« J’en peux plus d’entendre Charles Aznavour qui engueule les enfants à l’autre bout de l’appartement ! » Si ce texto faussement excédé de Leïla Bekhti, l’épouse de Tahar Rahim, a fait sourire Grand Corps Malade lorsqu’il l’a reçu, il ne l’a pas étonné. Le coréalisateur, avec Mehdi Idir, de Monsieur Aznavour, biopic consacré à l’un des derniers monstres sacrés de la chanson française, a vu comment ­l’acteur a travaillé son rôle. Il a observé Tahar Rahim se glisser lentement dans la peau de Charles Aznavour, l’accrocher par une mimique, un mot, un regard et habiter son corps pendant plusieurs semaines, au point de ne jamais quitter la prothèse buccale qui lui déformait la lèvre inférieure.

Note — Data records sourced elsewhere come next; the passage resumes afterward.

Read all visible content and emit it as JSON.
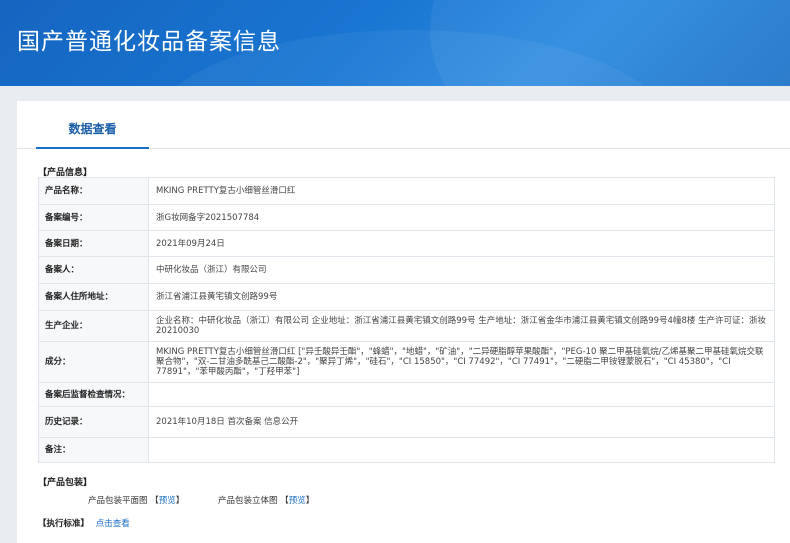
{
  "header": {
    "title": "国产普通化妆品备案信息"
  },
  "tabs": [
    {
      "label": "数据查看"
    }
  ],
  "product_section": {
    "title": "【产品信息】",
    "rows": [
      {
        "label": "产品名称：",
        "value": "MKING PRETTY复古小细管丝滑口红"
      },
      {
        "label": "备案编号：",
        "value": "浙G妆网备字2021507784"
      },
      {
        "label": "备案日期：",
        "value": "2021年09月24日"
      },
      {
        "label": "备案人：",
        "value": "中研化妆品（浙江）有限公司"
      },
      {
        "label": "备案人住所地址：",
        "value": "浙江省浦江县黄宅镇文创路99号"
      },
      {
        "label": "生产企业：",
        "value": "企业名称：中研化妆品（浙江）有限公司 企业地址：浙江省浦江县黄宅镇文创路99号 生产地址：浙江省金华市浦江县黄宅镇文创路99号4幢8楼 生产许可证：浙妆20210030"
      },
      {
        "label": "成分：",
        "value": "MKING PRETTY复古小细管丝滑口红 [\"异壬酸异壬酯\"，\"蜂蜡\"，\"地蜡\"，\"矿油\"，\"二异硬脂醇苹果酸酯\"，\"PEG-10 聚二甲基硅氧烷/乙烯基聚二甲基硅氧烷交联聚合物\"，\"双-二甘油多酰基己二酸酯-2\"，\"聚异丁烯\"，\"硅石\"，\"CI 15850\"，\"CI 77492\"，\"CI 77491\"，\"二硬脂二甲铵锂蒙脱石\"，\"CI 45380\"，\"CI 77891\"，\"苯甲酸丙酯\"，\"丁羟甲苯\"]"
      },
      {
        "label": "备案后监督检查情况：",
        "value": ""
      },
      {
        "label": "历史记录：",
        "value": "2021年10月18日 首次备案 信息公开"
      },
      {
        "label": "备注：",
        "value": ""
      }
    ]
  },
  "package_section": {
    "title": "【产品包装】",
    "flat_label": "产品包装平面图",
    "flat_link": "预览",
    "solid_label": "产品包装立体图",
    "solid_link": "预览",
    "bracket_open": "【",
    "bracket_close": "】"
  },
  "standard_section": {
    "title": "【执行标准】",
    "link": "点击查看"
  }
}
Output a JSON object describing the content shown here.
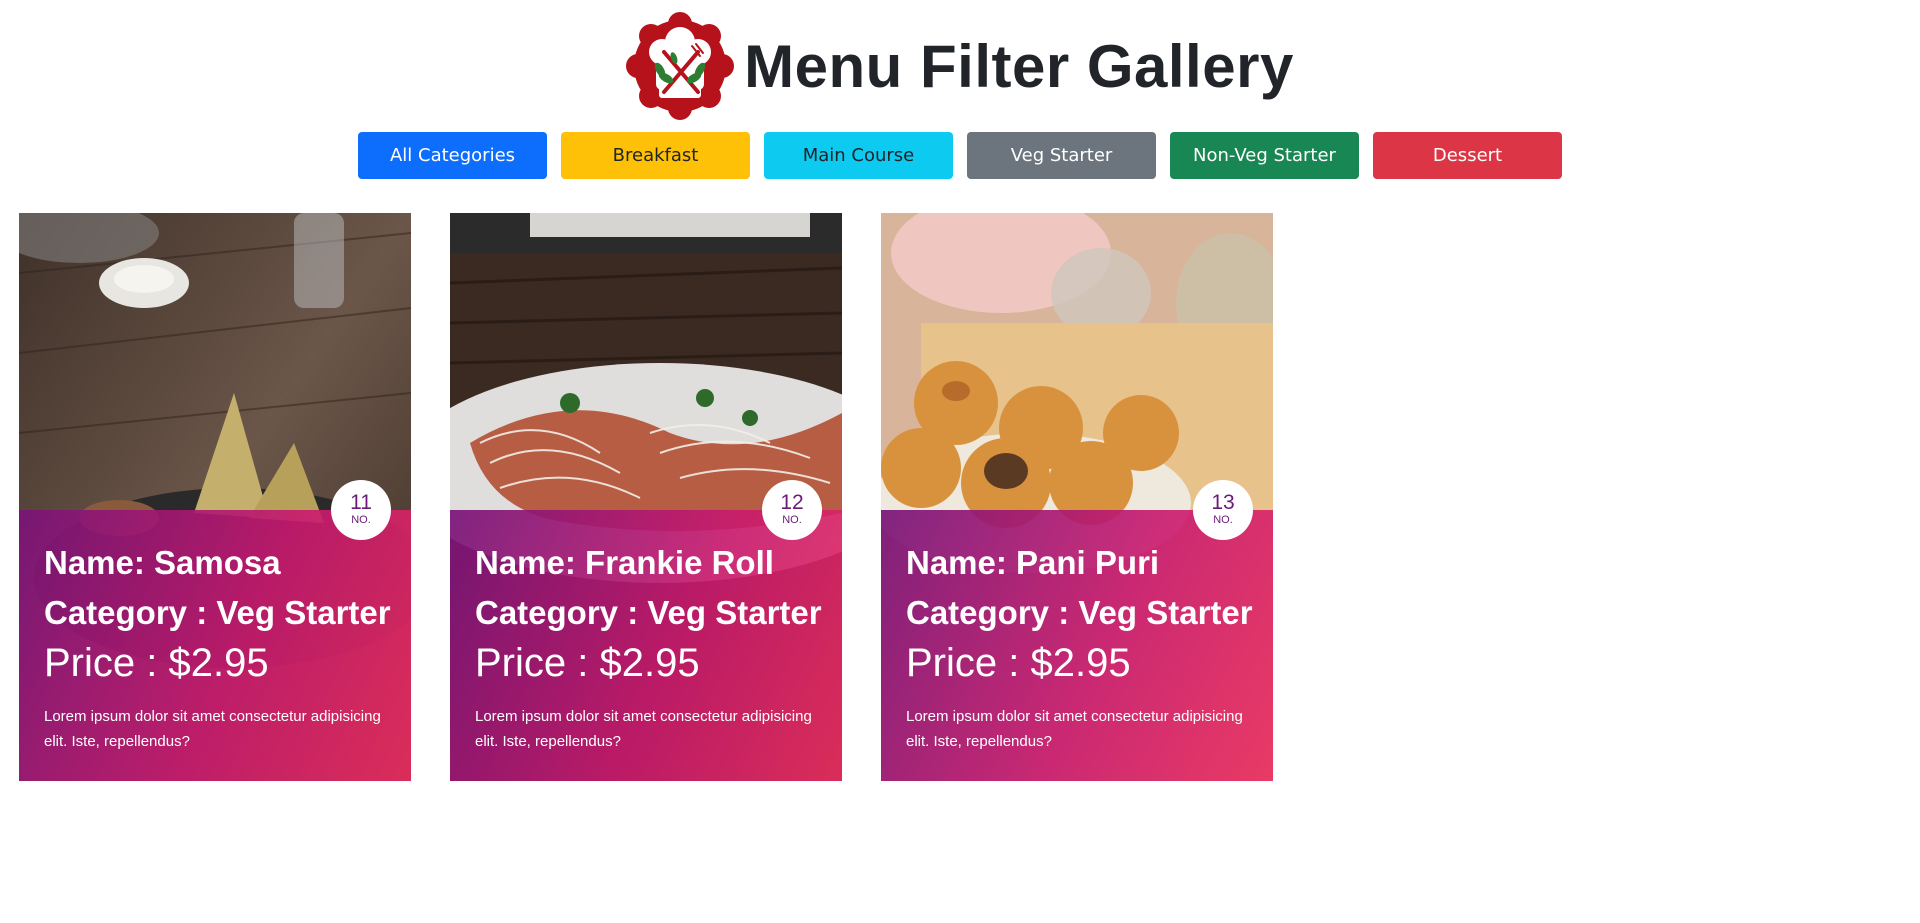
{
  "header": {
    "title": "Menu Filter Gallery",
    "logo_icon": "restaurant-logo-icon",
    "logo_color": "#b5121b"
  },
  "filters": [
    {
      "label": "All Categories",
      "color": "#0d6efd"
    },
    {
      "label": "Breakfast",
      "color": "#ffc107"
    },
    {
      "label": "Main Course",
      "color": "#0dcaf0"
    },
    {
      "label": "Veg Starter",
      "color": "#6c757d"
    },
    {
      "label": "Non-Veg Starter",
      "color": "#198754"
    },
    {
      "label": "Dessert",
      "color": "#dc3545"
    }
  ],
  "cards": [
    {
      "number": "11",
      "number_label": "NO.",
      "name": "Name: Samosa",
      "category": "Category : Veg Starter",
      "price": "Price : $2.95",
      "description": "Lorem ipsum dolor sit amet consectetur adipisicing elit. Iste, repellendus?",
      "photo": "samosa-photo"
    },
    {
      "number": "12",
      "number_label": "NO.",
      "name": "Name: Frankie Roll",
      "category": "Category : Veg Starter",
      "price": "Price : $2.95",
      "description": "Lorem ipsum dolor sit amet consectetur adipisicing elit. Iste, repellendus?",
      "photo": "frankie-roll-photo"
    },
    {
      "number": "13",
      "number_label": "NO.",
      "name": "Name: Pani Puri",
      "category": "Category : Veg Starter",
      "price": "Price : $2.95",
      "description": "Lorem ipsum dolor sit amet consectetur adipisicing elit. Iste, repellendus?",
      "photo": "pani-puri-photo"
    }
  ]
}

Le comédien n’a pas imité Charles Aznavour, il ne l’a pas joué non plus : il s’est réinventé en Charles Aznavour, jusque dans sa vie de tous les jours. Au point que Gérard Davoust, l’ancien pro­ducteur du chanteur décédé en 2018, à 94 ans, et qui a passé plus de quarante années à ses côtés, a presque failli en pleurer. « Le jour où j’avais été invité, quand je suis arrivé sur le plateau, j’ai aperçu une ­silhouette dans un décor mal éclairé… Mon cœur s’est arrêté : en face de moi, j’avais Charles », raconte-t-il, encore ému.

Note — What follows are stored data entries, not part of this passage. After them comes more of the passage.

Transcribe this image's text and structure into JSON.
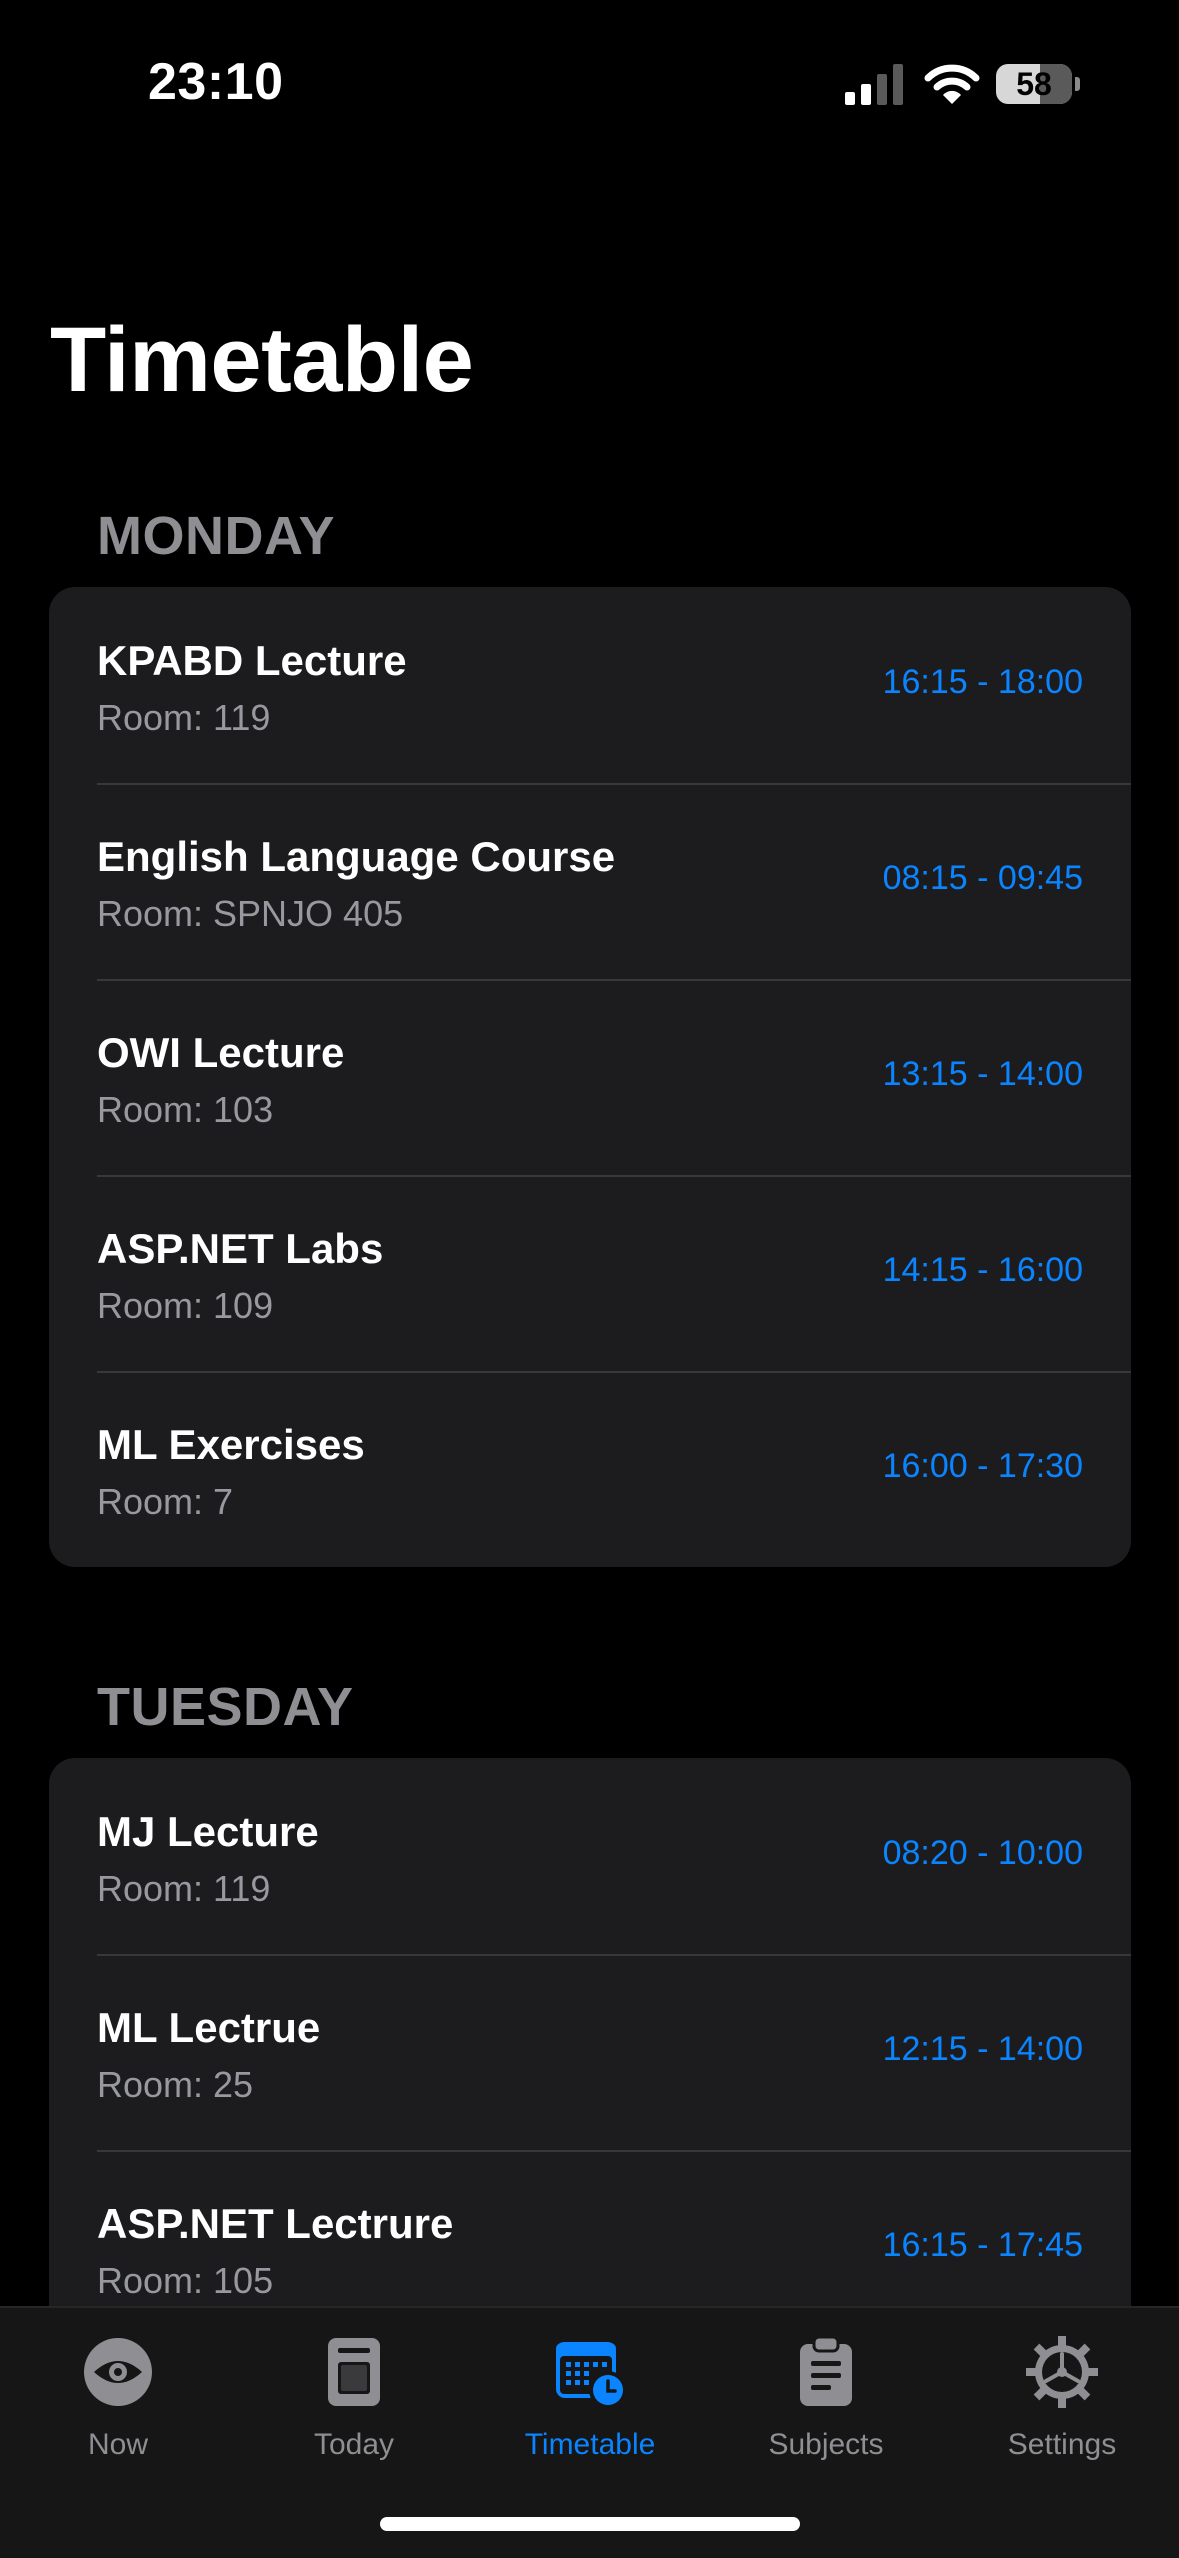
{
  "status_bar": {
    "time": "23:10",
    "battery_level": "58",
    "battery_fraction": 0.58
  },
  "page": {
    "title": "Timetable"
  },
  "sections": [
    {
      "day": "MONDAY",
      "entries": [
        {
          "title": "KPABD Lecture",
          "room": "Room: 119",
          "time": "16:15 - 18:00"
        },
        {
          "title": "English Language Course",
          "room": "Room: SPNJO 405",
          "time": "08:15 - 09:45"
        },
        {
          "title": "OWI Lecture",
          "room": "Room: 103",
          "time": "13:15 - 14:00"
        },
        {
          "title": "ASP.NET Labs",
          "room": "Room: 109",
          "time": "14:15 - 16:00"
        },
        {
          "title": "ML Exercises",
          "room": "Room: 7",
          "time": "16:00 - 17:30"
        }
      ]
    },
    {
      "day": "TUESDAY",
      "entries": [
        {
          "title": "MJ Lecture",
          "room": "Room: 119",
          "time": "08:20 - 10:00"
        },
        {
          "title": "ML Lectrue",
          "room": "Room: 25",
          "time": "12:15 - 14:00"
        },
        {
          "title": "ASP.NET Lectrure",
          "room": "Room: 105",
          "time": "16:15 - 17:45"
        }
      ]
    }
  ],
  "tab_bar": {
    "tabs": [
      {
        "label": "Now",
        "icon": "eye-icon",
        "active": false
      },
      {
        "label": "Today",
        "icon": "page-icon",
        "active": false
      },
      {
        "label": "Timetable",
        "icon": "calendar-clock-icon",
        "active": true
      },
      {
        "label": "Subjects",
        "icon": "clipboard-icon",
        "active": false
      },
      {
        "label": "Settings",
        "icon": "gear-icon",
        "active": false
      }
    ]
  },
  "colors": {
    "background": "#000000",
    "card": "#1c1c1e",
    "accent": "#0a84ff",
    "secondary_text": "#8e8e93"
  }
}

Et dire que, à l’origine, personne n’avait pensé à Tahar Rahim pour le rôle ! Lorsqu’ils commencent leurs recherches, Grand Corps Malade, Mehdi Idir et leur producteur, Jean-Rachid Kallouche, ont à cœur de trouver des inconnus, des artistes en devenir à qui donner leur chance, comme ils l’ont fait pour leurs deux précédents longs-métrages, Patients (2016) et La Vie scolaire (2019). Le temps passe. Le début du tournage se profile et toujours personne pour incarner la star. Jean-Rachid Kallouche en discute souvent avec Tahar Rahim, dont il est très proche. L’acteur suggère des noms, des pistes : « Est-ce que tu es allé voir au Conservatoire ? » En vain.

David Bertrand, le directeur du casting du film, finit par demander : « Mais pourquoi ne proposez-vous pas à Tahar ? » L’équipe est emballée, à une exception près : Jean-Rachid Kallouche. Le producteur a bien connu Charles Aznavour – il a épousé Katia, l’une de ses deux filles – et n’en démord pas : il ne « voit pas » son beau-père lorsqu’il « regarde Tahar ». Sur l’insistance des autres, il accepte finalement d’en discuter avec son ami, qu’il rejoint un soir au restaurant. Tahar Rahim arrive des Etats-Unis, où il a tourné Madame Web, une production Marvel réalisée par S. J. Clarkson. « Ils ont pensé à toi », lance Jean-Rachid Kallouche entre deux plats. Passé la surprise, son interlocuteur se montre hésitant, d’autant plus que le gendre d’Aznavour ne fait pas mystère de ses réticences. Quelques jours plus tard, le comédien répond pourtant qu’il est partant. « Et, là, on a découvert la “méthode Tahar’’ », se souvient Grand Corps Malade.